There is a cool service called Shazam, which take a short sample of music, and identifies the song. There are couple ways to use it, but one of the more convenient is to install their free app onto an iPhone. Just hit the “tag now” button, hold the phone’s mic up to a speaker, and it will usually identify the song and provide artist information, as well as a link to purchase the album.
What is so remarkable about the service, is that it works on very obscure songs and will do so even with extraneous background noise. I’ve gotten it to work sitting down in a crowded coffee shop and pizzeria.
So I was curious how it worked, and luckily there is a paper written by one of the developers explaining just that. Of course they leave out some of the details, but the basic idea is exactly what you would expect: it relies on fingerprinting music based on the spectrogram.
Here are the basic steps:
1. Before hand, Shazam fingerprints a comprehensive catalog of music, and stores the fingerprints in a database.
2. A user “tags” a song they hear, which fingerprints a 10 second sample of audio.
3. The Shazam app uploads the fingerprint to Shazam’s service, which runs a search for a matching fingerprint in their database.
4. If a match is found, the song info is returned to the user, otherwise an error is returned.
Here’s how the fingerprinting works:
You can think of any piece of music as a time-frequency graph called a spectrogram.. On one axis is time, on another is frequency, and on the 3rd is intensity. Each point on the graph represents the intensity of a given frequency at a specific point in time. Assuming time is on the x-axis and frequency is on the y-axis, a horizontal line would represent a continuous pure tone and a vertical line would represent an instantaneous burst of white noise. Here’s one example of how a song might look:

Spectrogram of a song sample with peak intensities marked in red. Wang, Avery Li-Chun. An Industrial-Strength Audio Search Algorithm. Shazam Entertainment, 2003. Fig. 1A,B.
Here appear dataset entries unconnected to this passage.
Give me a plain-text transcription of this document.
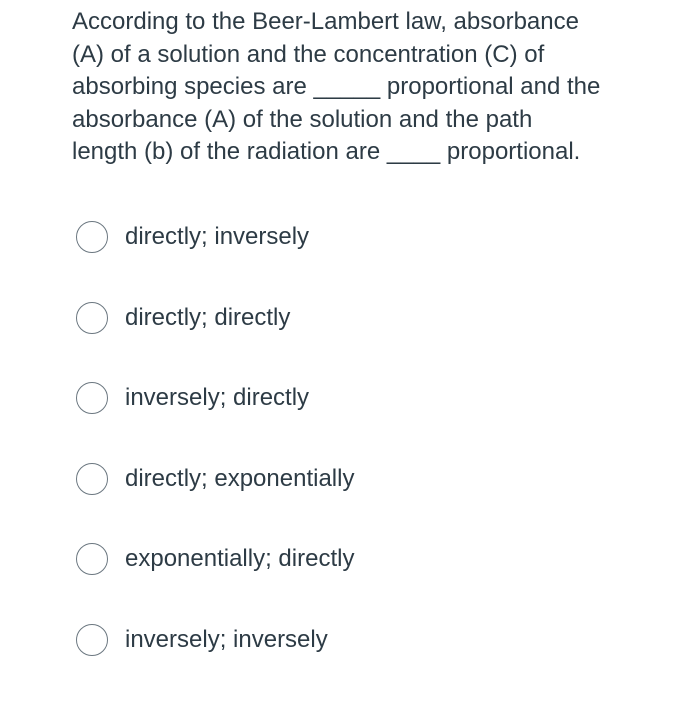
According to the Beer-Lambert law, absorbance
(A) of a solution and the concentration (C) of
absorbing species are _____ proportional and the
absorbance (A) of the solution and the path
length (b) of the radiation are ____ proportional.
directly; inversely
directly; directly
inversely; directly
directly; exponentially
exponentially; directly
inversely; inversely
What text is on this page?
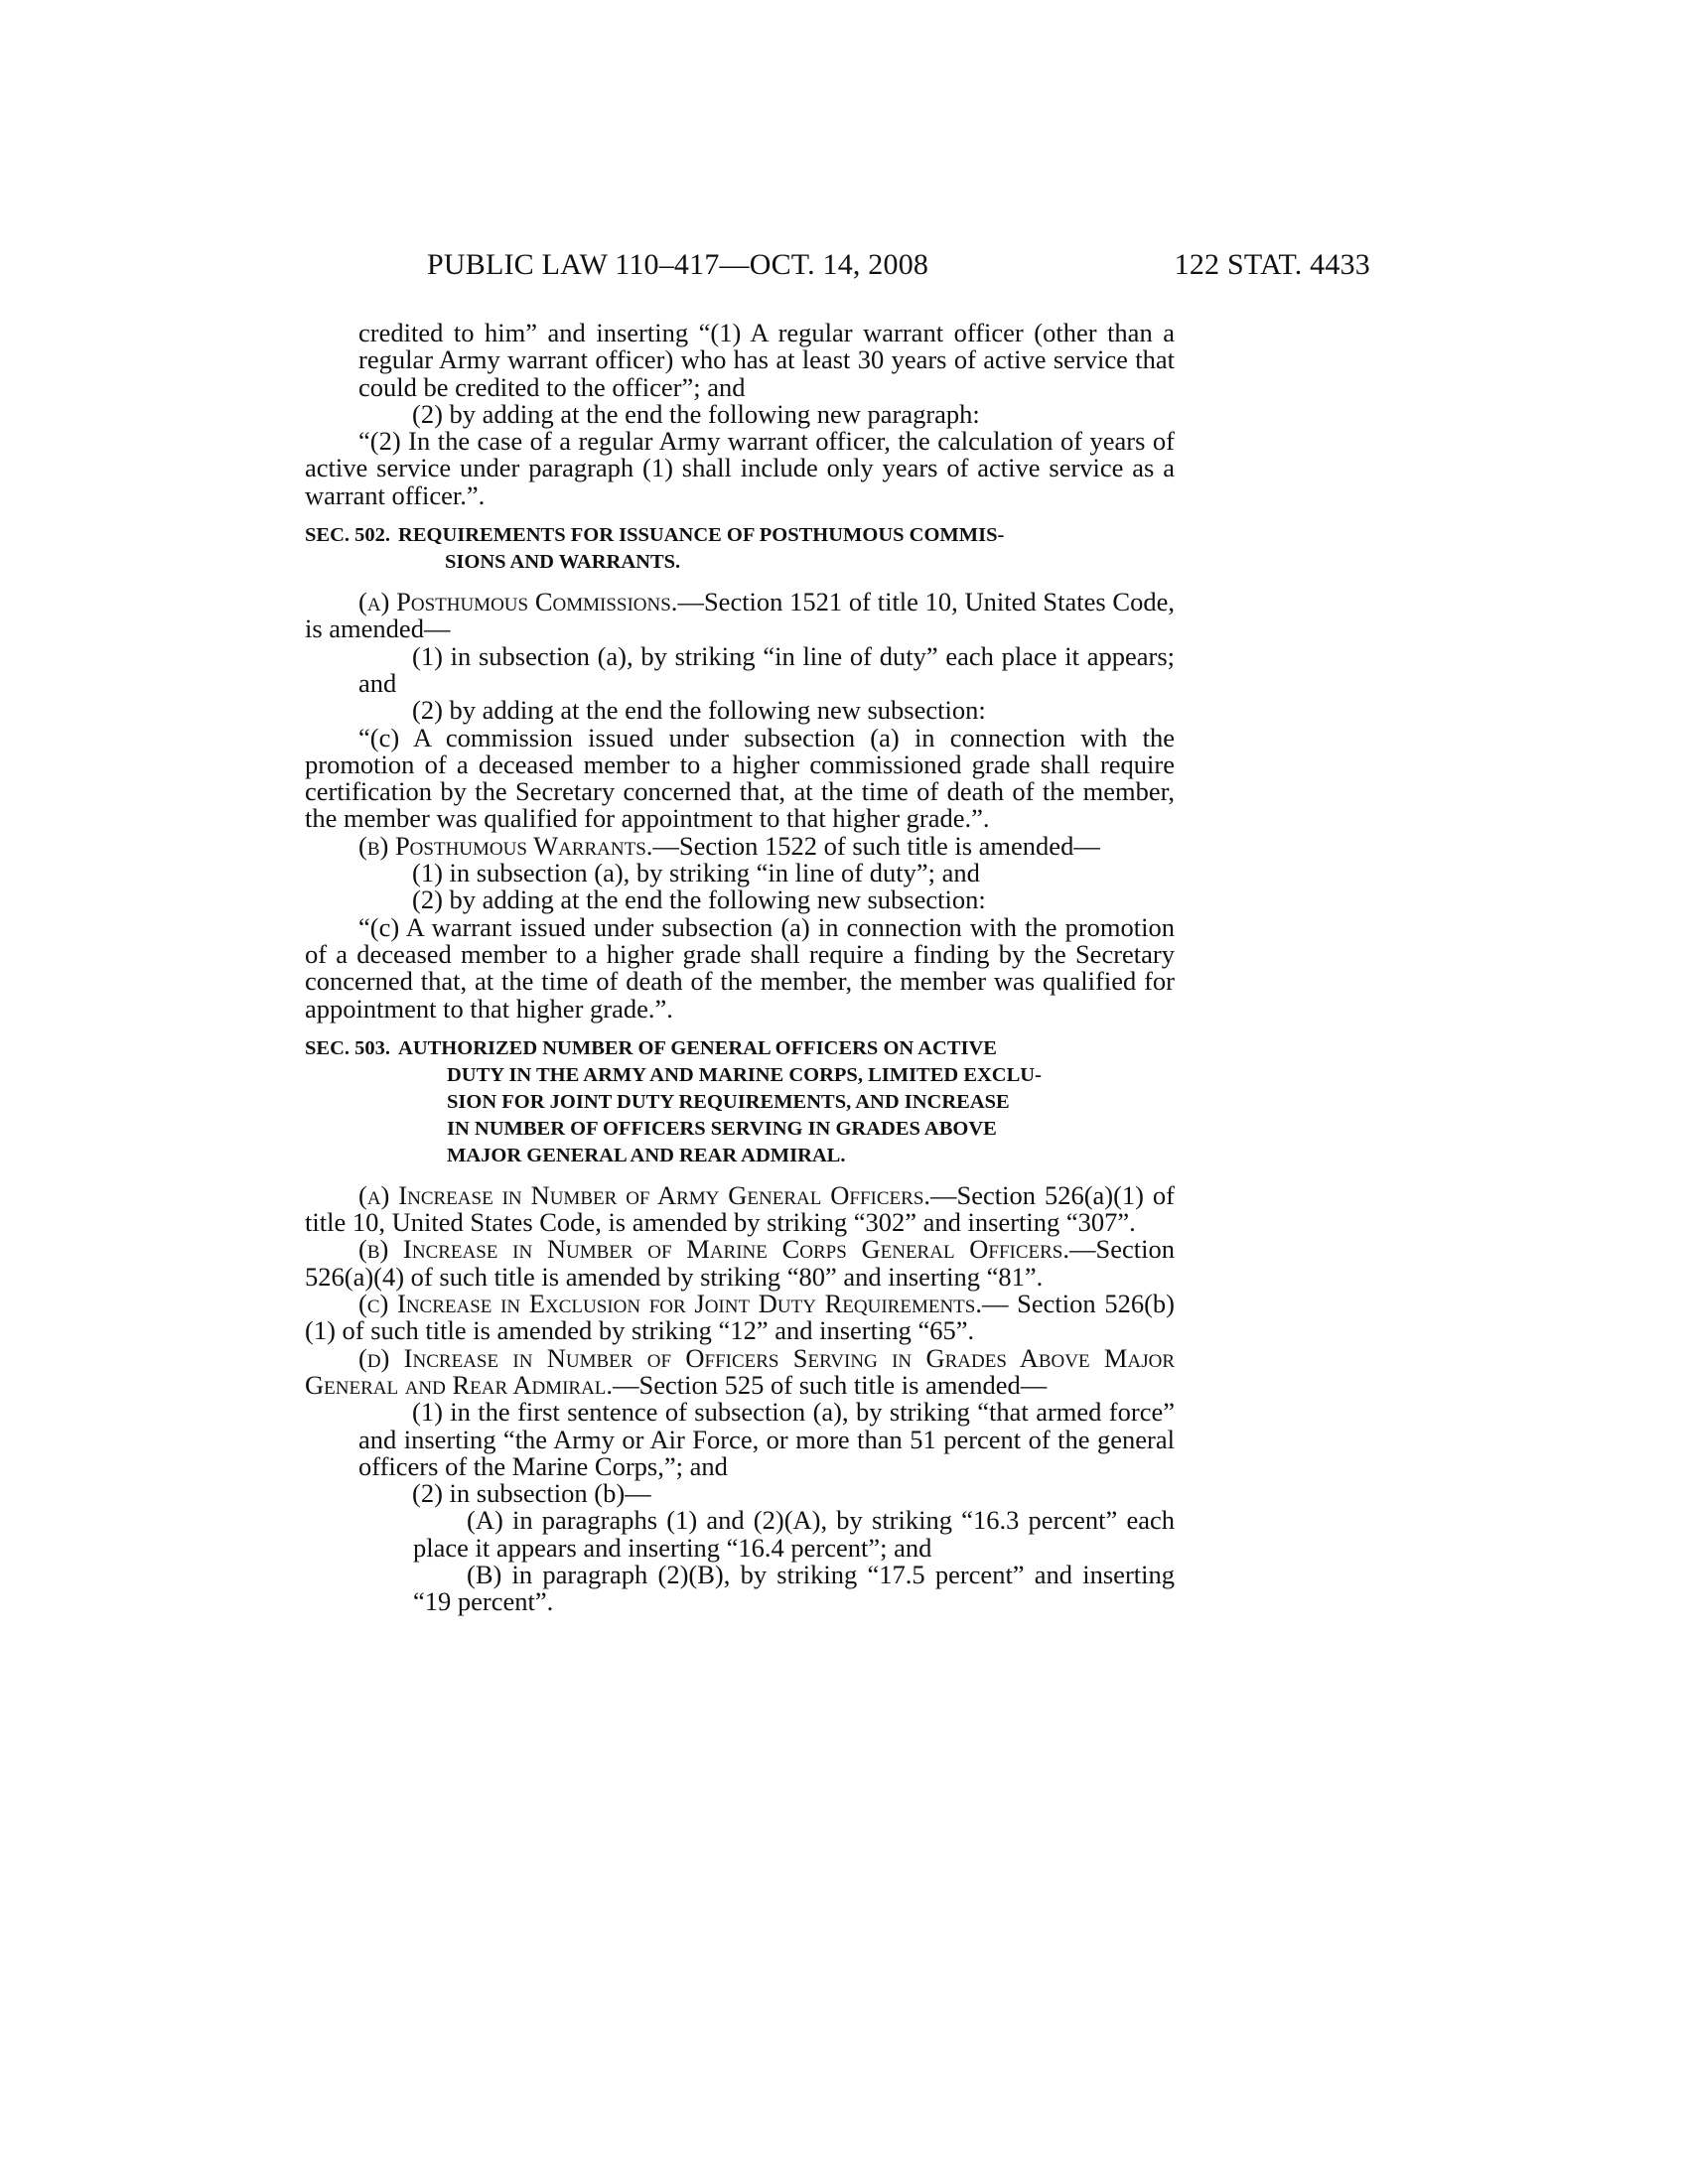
PUBLIC LAW 110–417—OCT. 14, 2008	122 STAT. 4433

credited to him” and inserting “(1) A regular warrant officer (other than a regular Army warrant officer) who has at least 30 years of active service that could be credited to the officer”; and

(2) by adding at the end the following new paragraph:

“(2) In the case of a regular Army warrant officer, the calculation of years of active service under paragraph (1) shall include only years of active service as a warrant officer.”.

SEC. 502. REQUIREMENTS FOR ISSUANCE OF POSTHUMOUS COMMIS-
SIONS AND WARRANTS.

(a) Posthumous Commissions.—Section 1521 of title 10, United States Code, is amended—

(1) in subsection (a), by striking “in line of duty” each place it appears; and

(2) by adding at the end the following new subsection:

“(c) A commission issued under subsection (a) in connection with the promotion of a deceased member to a higher commissioned grade shall require certification by the Secretary concerned that, at the time of death of the member, the member was qualified for appointment to that higher grade.”.

(b) Posthumous Warrants.—Section 1522 of such title is amended—

(1) in subsection (a), by striking “in line of duty”; and

(2) by adding at the end the following new subsection:

“(c) A warrant issued under subsection (a) in connection with the promotion of a deceased member to a higher grade shall require a finding by the Secretary concerned that, at the time of death of the member, the member was qualified for appointment to that higher grade.”.

SEC. 503. AUTHORIZED NUMBER OF GENERAL OFFICERS ON ACTIVE
DUTY IN THE ARMY AND MARINE CORPS, LIMITED EXCLU-
SION FOR JOINT DUTY REQUIREMENTS, AND INCREASE
IN NUMBER OF OFFICERS SERVING IN GRADES ABOVE
MAJOR GENERAL AND REAR ADMIRAL.

(a) Increase in Number of Army General Officers.—Section 526(a)(1) of title 10, United States Code, is amended by striking “302” and inserting “307”.

(b) Increase in Number of Marine Corps General Officers.—Section 526(a)(4) of such title is amended by striking “80” and inserting “81”.

(c) Increase in Exclusion for Joint Duty Requirements.— Section 526(b)(1) of such title is amended by striking “12” and inserting “65”.

(d) Increase in Number of Officers Serving in Grades Above Major General and Rear Admiral.—Section 525 of such title is amended—

(1) in the first sentence of subsection (a), by striking “that armed force” and inserting “the Army or Air Force, or more than 51 percent of the general officers of the Marine Corps,”; and

(2) in subsection (b)—

(A) in paragraphs (1) and (2)(A), by striking “16.3 percent” each place it appears and inserting “16.4 percent”; and

(B) in paragraph (2)(B), by striking “17.5 percent” and inserting “19 percent”.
The Shazam algorithm fingerprints a song by generating this 3d graph, and identifying frequencies of “peak intensity.” For each of these peak points it keeps track of the frequency and the amount of time from the beginning of the track. Based on the paper’s examples, I’m guessing they find about 3 of these points per second. [Update: A commenter below notes that in his own implementation he needed more like 30 points/sec.] So an example of a fingerprint for a 10 seconds sample might be:
| Frequency in Hz | Time in seconds |
| 823.44 | 1.054 |
| 1892.31 | 1.321 |
| 712.84 | 1.703 |
| . . . | . . . |
| 819.71 | 9.943 |
Shazam builds their fingerprint catalog out as a hash table, where the key is the frequency. When Shazam receives a fingerprint like the one above, it uses the first key (in this case 823.44), and it searches for all matching songs. Their hash table might look like the following:
| Frequency in Hz | Time in seconds, song information |
| 823.43 | 53.352, “Song A” by Artist 1 |
| 823.44 | 34.678, “Song B” by Artist 2 |
| 823.45 | 108.65, “Song C’ by Artist 3 |
| . . . | . . . |
| 1892.31 | 34.945, “Song B” by Artist 2 |
[Some extra detail: They do not just mark a single point in the spectrogram, rather they mark a pair of points: the "peak intensity" plus a second "anchor point". So their key is not just a single frequency, it is a hash of the frequencies of both points. This leads to less hash collisions which in turn speeds up catalog searching by several orders of magnitude by allowing them to take greater advantage of the table's constant (O(1)) look-up time. There's many interesting things to say about hashing, but I'm not going to go into them here, so just read around the links in this paragraph if you're interested.]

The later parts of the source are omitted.